La diferencia no fue tan 'Delgada'

A Millonarios no le bastó la gran noche de su arquero Luis Delgado y perdió el clásico 261 con Santa Fe, que gracias a los goles de Luis Manuel Seijas y Ómar Pérez demostró por qué es el líder absoluto del rentado con 23 puntos.

Si bien Camilo Vargas se había puesto la capa de superhéroe para volar al palo izquierdo y evitar así que Yovanny Arrechea sentenciara el clásico bogotano a favor de Millonarios, Luis Delgado, arquero albiazul alcanzó a demostrar que era la cuota de seguridad que Juan Obelar desvirtuó por completo.

Sobraba siquiera preguntar cuál debería ser el Uno embajador, aunque el bumangués con el 89 a su espalda, hasta en número aventajaba al uruguayo que debe esperar una nueva oportunidad porque ayer el derbi capitalino no fue más rojo por el meta, quien evitó una vergüenza aún mayor con atajadas propias de los que saben estar debajo de los tres palos.

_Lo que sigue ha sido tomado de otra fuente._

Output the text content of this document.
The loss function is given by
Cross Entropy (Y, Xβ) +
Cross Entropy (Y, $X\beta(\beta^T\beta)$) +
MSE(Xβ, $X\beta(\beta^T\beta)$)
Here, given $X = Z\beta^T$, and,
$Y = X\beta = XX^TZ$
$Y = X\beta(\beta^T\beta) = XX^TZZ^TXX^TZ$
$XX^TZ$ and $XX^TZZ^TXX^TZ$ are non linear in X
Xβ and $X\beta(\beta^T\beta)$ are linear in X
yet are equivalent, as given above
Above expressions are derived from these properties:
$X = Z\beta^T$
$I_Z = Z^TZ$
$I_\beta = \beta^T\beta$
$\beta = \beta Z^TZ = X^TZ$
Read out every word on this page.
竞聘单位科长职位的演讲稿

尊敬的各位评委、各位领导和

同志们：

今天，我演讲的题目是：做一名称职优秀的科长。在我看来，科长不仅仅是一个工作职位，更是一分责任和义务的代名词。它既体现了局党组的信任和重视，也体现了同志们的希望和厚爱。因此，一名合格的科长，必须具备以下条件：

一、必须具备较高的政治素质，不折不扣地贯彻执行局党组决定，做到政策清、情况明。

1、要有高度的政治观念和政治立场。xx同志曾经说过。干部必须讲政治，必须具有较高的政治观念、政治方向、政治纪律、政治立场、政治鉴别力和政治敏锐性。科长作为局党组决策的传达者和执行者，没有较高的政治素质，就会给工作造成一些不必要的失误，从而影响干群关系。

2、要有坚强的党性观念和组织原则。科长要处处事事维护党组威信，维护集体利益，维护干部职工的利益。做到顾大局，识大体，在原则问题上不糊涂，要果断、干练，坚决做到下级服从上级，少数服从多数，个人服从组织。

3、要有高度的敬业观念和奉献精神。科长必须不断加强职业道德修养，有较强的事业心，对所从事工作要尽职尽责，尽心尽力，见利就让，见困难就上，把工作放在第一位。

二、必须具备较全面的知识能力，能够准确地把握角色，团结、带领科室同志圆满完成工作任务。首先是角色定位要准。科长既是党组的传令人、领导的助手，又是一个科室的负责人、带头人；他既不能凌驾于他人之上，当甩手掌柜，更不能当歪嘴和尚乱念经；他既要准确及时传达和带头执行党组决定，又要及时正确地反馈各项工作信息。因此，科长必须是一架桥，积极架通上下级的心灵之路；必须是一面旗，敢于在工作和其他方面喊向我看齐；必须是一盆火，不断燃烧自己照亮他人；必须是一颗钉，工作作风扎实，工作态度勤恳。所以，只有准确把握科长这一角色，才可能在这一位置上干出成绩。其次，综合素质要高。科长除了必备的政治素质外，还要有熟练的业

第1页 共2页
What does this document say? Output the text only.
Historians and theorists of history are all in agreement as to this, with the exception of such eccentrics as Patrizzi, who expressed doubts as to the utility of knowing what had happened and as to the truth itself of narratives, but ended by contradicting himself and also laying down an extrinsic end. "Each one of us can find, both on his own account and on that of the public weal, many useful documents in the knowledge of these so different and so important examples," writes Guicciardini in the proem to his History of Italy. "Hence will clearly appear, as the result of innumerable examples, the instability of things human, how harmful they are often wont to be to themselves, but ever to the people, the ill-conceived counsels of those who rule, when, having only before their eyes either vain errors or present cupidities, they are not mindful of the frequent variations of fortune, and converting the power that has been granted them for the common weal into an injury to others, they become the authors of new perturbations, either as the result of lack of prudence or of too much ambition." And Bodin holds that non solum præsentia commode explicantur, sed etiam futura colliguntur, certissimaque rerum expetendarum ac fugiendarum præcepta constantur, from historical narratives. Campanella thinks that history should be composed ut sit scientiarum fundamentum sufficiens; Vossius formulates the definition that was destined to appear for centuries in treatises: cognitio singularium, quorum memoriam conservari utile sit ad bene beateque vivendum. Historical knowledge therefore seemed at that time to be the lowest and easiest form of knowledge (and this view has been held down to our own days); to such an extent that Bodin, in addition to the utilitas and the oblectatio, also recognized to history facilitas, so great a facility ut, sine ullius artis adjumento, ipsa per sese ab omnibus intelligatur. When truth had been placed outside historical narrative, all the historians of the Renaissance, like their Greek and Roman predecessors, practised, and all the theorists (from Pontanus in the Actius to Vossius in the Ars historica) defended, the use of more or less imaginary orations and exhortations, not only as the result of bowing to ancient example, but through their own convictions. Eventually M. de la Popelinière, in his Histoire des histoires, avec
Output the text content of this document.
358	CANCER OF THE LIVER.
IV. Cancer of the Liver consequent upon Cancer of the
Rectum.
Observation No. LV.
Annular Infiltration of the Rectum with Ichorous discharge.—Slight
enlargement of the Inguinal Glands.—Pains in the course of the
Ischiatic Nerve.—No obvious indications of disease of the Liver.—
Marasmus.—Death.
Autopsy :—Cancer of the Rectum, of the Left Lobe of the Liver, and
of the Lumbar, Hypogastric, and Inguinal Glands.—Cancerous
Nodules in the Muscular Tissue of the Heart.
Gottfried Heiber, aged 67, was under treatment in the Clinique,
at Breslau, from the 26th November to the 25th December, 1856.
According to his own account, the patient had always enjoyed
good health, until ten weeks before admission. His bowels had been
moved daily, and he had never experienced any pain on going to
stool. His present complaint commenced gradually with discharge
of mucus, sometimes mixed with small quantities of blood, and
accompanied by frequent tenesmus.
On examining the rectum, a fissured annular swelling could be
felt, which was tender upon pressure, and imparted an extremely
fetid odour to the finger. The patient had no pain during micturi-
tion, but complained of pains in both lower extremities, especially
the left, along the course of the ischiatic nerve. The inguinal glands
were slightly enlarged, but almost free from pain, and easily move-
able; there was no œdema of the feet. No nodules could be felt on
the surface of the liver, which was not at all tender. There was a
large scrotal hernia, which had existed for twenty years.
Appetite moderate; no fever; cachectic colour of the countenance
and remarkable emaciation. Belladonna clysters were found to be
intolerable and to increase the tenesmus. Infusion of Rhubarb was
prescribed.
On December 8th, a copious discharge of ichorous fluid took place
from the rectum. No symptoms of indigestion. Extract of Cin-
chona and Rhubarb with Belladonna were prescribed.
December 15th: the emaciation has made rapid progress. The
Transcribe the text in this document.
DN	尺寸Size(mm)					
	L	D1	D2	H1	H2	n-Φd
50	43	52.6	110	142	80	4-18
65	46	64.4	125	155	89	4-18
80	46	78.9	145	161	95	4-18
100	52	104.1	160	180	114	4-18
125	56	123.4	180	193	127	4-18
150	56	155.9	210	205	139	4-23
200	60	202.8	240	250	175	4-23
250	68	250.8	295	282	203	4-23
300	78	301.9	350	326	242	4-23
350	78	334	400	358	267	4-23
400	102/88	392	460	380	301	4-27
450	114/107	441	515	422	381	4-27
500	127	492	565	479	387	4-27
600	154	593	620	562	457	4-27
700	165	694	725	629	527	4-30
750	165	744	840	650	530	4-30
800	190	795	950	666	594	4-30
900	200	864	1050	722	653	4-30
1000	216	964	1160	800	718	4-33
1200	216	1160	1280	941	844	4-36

Sí, Santa Fe ganó y bien. Con su 2-0 demostró que el liderato en el Clausura desde la primera hasta la décima fecha no es cuestión de casualidad, pero el mejor de la cancha fue Delgado, un consuelo que sabe a poco porque con su caída —la quinta en el torneo en ocho salidas—, Millonarios se hunde en el fondo de la tabla, de la cual es antepenúltimo y lo que es peor, Cortuluá, Envigado y América le descontaron en el promedio para que la amenaza de promoción resulte inevitable.

Por eso el único que recibió un aplauso en lugar de insultos, por parte de la indignada afición azul, fue Delgado, quien en el primer balón atajado, tras cabezazo de Carlos Valdés, advirtió que no iba a soltar las llaves de la portería así no más y por eso Cristian Nazarit lució otra vez incapaz ante el achique del bumangués y luego en un tiro libre perdería el duelo.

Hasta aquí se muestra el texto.